The vet and vet-url commands allow paths under the current working directory (process.cwd()) as a convenience, so you can vet skills directly in your workspace without copying them elsewhere. The trade-off is that any path under cwd is accepted for vetting, which may be a broader scope than intended if you run the tool from a high-privilege or sensitive directory. In high-security environments, consider running skill-vettr from a dedicated, isolated directory to limit the allowed root scope.
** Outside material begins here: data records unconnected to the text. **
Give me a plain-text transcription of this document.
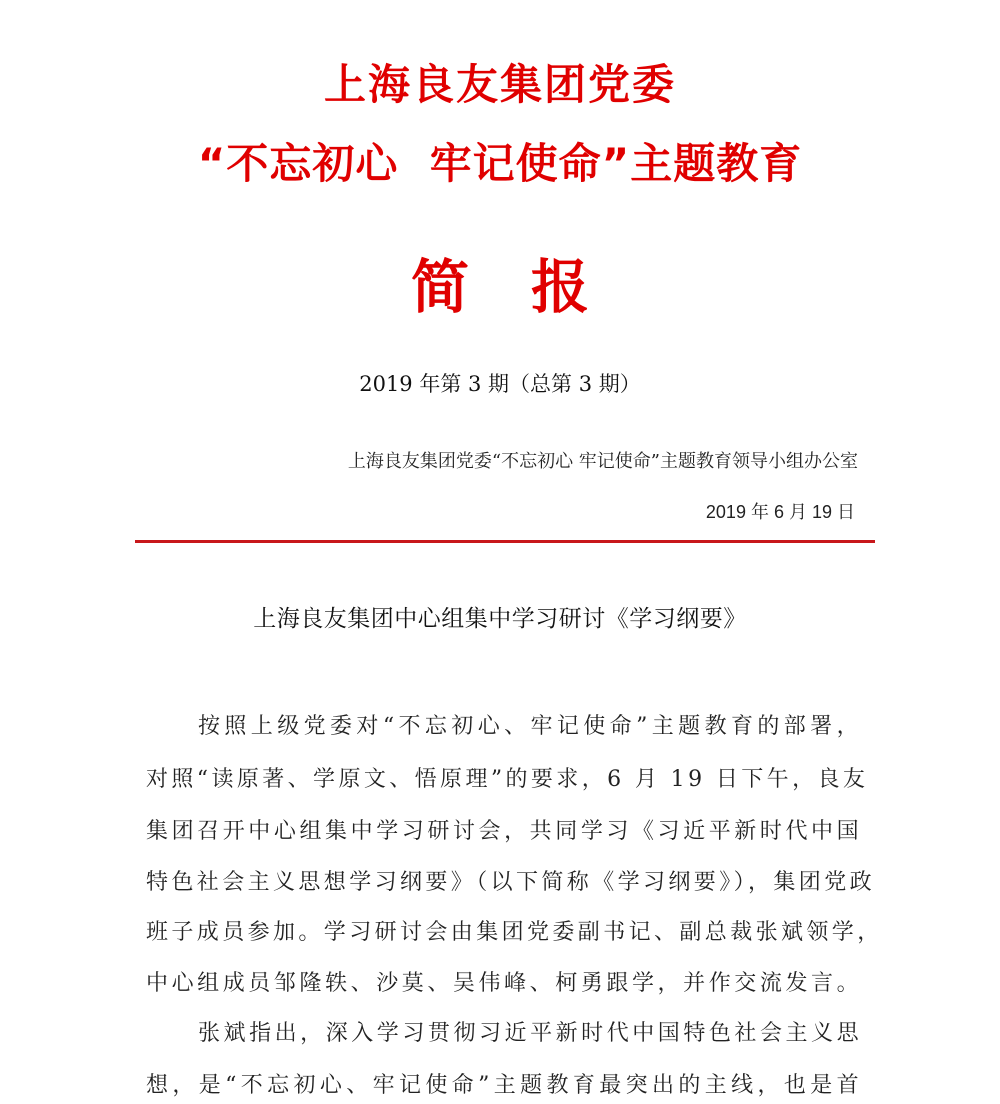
上海良友集团党委
“不忘初心  牢记使命”主题教育
简 报
2019 年第 3 期（总第 3 期）
上海良友集团党委“不忘初心 牢记使命”主题教育领导小组办公室
2019 年 6 月 19 日
上海良友集团中心组集中学习研讨《学习纲要》
按照上级党委对“不忘初心、牢记使命”主题教育的部署，
对照“读原著、学原文、悟原理”的要求，6 月 19 日下午，良友
集团召开中心组集中学习研讨会，共同学习《习近平新时代中国
特色社会主义思想学习纲要》（以下简称《学习纲要》），集团党政
班子成员参加。学习研讨会由集团党委副书记、副总裁张斌领学，
中心组成员邹隆轶、沙莫、吴伟峰、柯勇跟学，并作交流发言。
张斌指出，深入学习贯彻习近平新时代中国特色社会主义思
想，是“不忘初心、牢记使命”主题教育最突出的主线，也是首
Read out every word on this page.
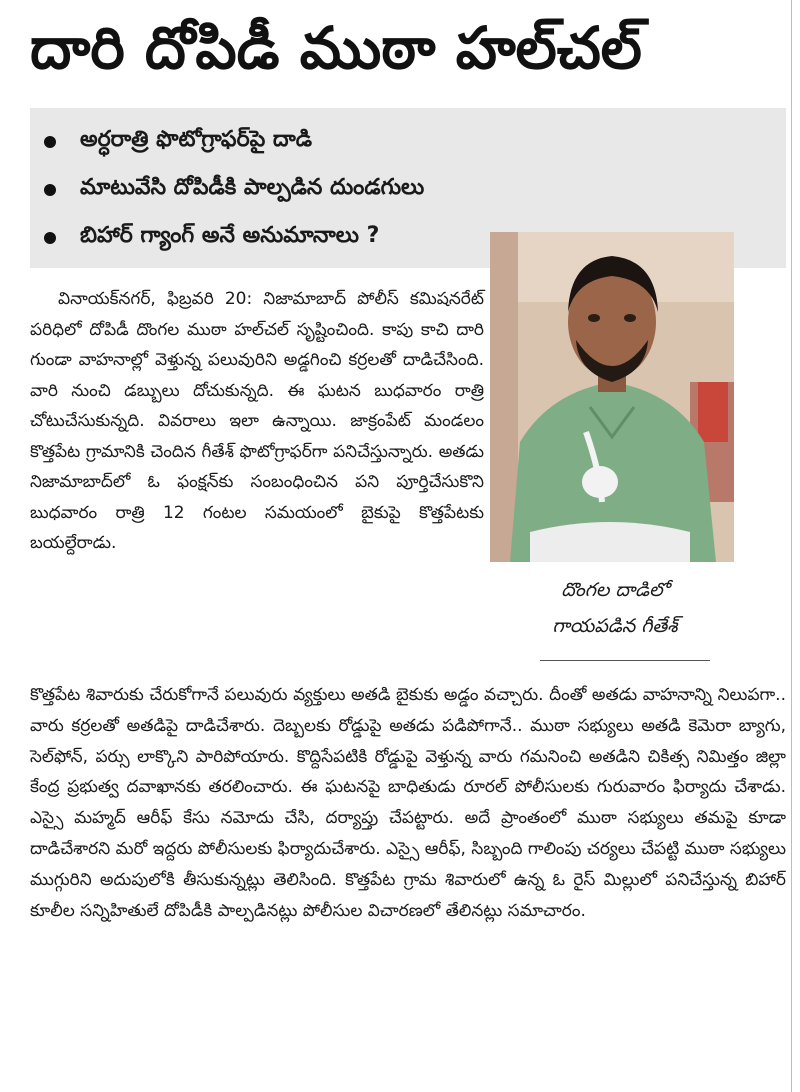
దారి దోపిడీ ముఠా హల్‌చల్
అర్ధరాత్రి ఫొటోగ్రాఫర్‌పై దాడి
మాటువేసి దోపిడీకి పాల్పడిన దుండగులు
బిహార్ గ్యాంగ్ అనే అనుమానాలు ?
దొంగల దాడిలో
గాయపడిన గీతేశ్

వినాయక్‌నగర్, ఫిబ్రవరి 20: నిజామాబాద్ పోలీస్ కమిషనరేట్ పరిధిలో దోపిడీ దొంగల ముఠా హల్‌చల్ సృష్టించింది. కాపు కాచి దారి గుండా వాహనాల్లో వెళ్తున్న పలువురిని అడ్డగించి కర్రలతో దాడిచేసింది. వారి నుంచి డబ్బులు దోచుకున్నది. ఈ ఘటన బుధవారం రాత్రి చోటుచేసుకున్నది. వివరాలు ఇలా ఉన్నాయి. జాక్రంపేట్ మండలం కొత్తపేట గ్రామానికి చెందిన గీతేశ్ ఫొటోగ్రాఫర్‌గా పనిచేస్తున్నారు. అతడు నిజామాబాద్‌లో ఓ ఫంక్షన్‌కు సంబంధించిన పని పూర్తిచేసుకొని బుధవారం రాత్రి 12 గంటల సమయంలో బైకుపై కొత్తపేటకు బయల్దేరాడు.

కొత్తపేట శివారుకు చేరుకోగానే పలువురు వ్యక్తులు అతడి బైకుకు అడ్డం వచ్చారు. దీంతో అతడు వాహనాన్ని నిలుపగా.. వారు కర్రలతో అతడిపై దాడిచేశారు. దెబ్బలకు రోడ్డుపై అతడు పడిపోగానే.. ముఠా సభ్యులు అతడి కెమెరా బ్యాగు, సెల్‌ఫోన్, పర్సు లాక్కొని పారిపోయారు. కొద్దిసేపటికి రోడ్డుపై వెళ్తున్న వారు గమనించి అతడిని చికిత్స నిమిత్తం జిల్లా కేంద్ర ప్రభుత్వ దవాఖానకు తరలించారు. ఈ ఘటనపై బాధితుడు రూరల్ పోలీసులకు గురువారం ఫిర్యాదు చేశాడు. ఎస్సై మహ్మద్ ఆరీఫ్ కేసు నమోదు చేసి, దర్యాప్తు చేపట్టారు. అదే ప్రాంతంలో ముఠా సభ్యులు తమపై కూడా దాడిచేశారని మరో ఇద్దరు పోలీసులకు ఫిర్యాదుచేశారు. ఎస్సై ఆరీఫ్, సిబ్బంది గాలింపు చర్యలు చేపట్టి ముఠా సభ్యులు ముగ్గురిని అదుపులోకి తీసుకున్నట్లు తెలిసింది. కొత్తపేట గ్రామ శివారులో ఉన్న ఓ రైస్ మిల్లులో పనిచేస్తున్న బిహార్ కూలీల సన్నిహితులే దోపిడీకి పాల్పడినట్లు పోలీసుల విచారణలో తేలినట్లు సమాచారం.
The vet-url command downloads and extracts remote archives into a temporary directory. This is necessary for its purpose but means external binaries (curl, tar, git) touch the filesystem. The vet-clawhub command similarly invokes the clawhub CLI. Run these commands only against URLs and slugs you have reason to trust, and prefer running inside a disposable container or VM for untrusted sources.

If you enable the autoVet hook, review your configuration carefully — it will automatically invoke the vetting engine on every skill:pre-install event.

Publishing

The root directory of this repository is the publishable artifact. There is no separate build or packaging step required — publish directly from the repo root.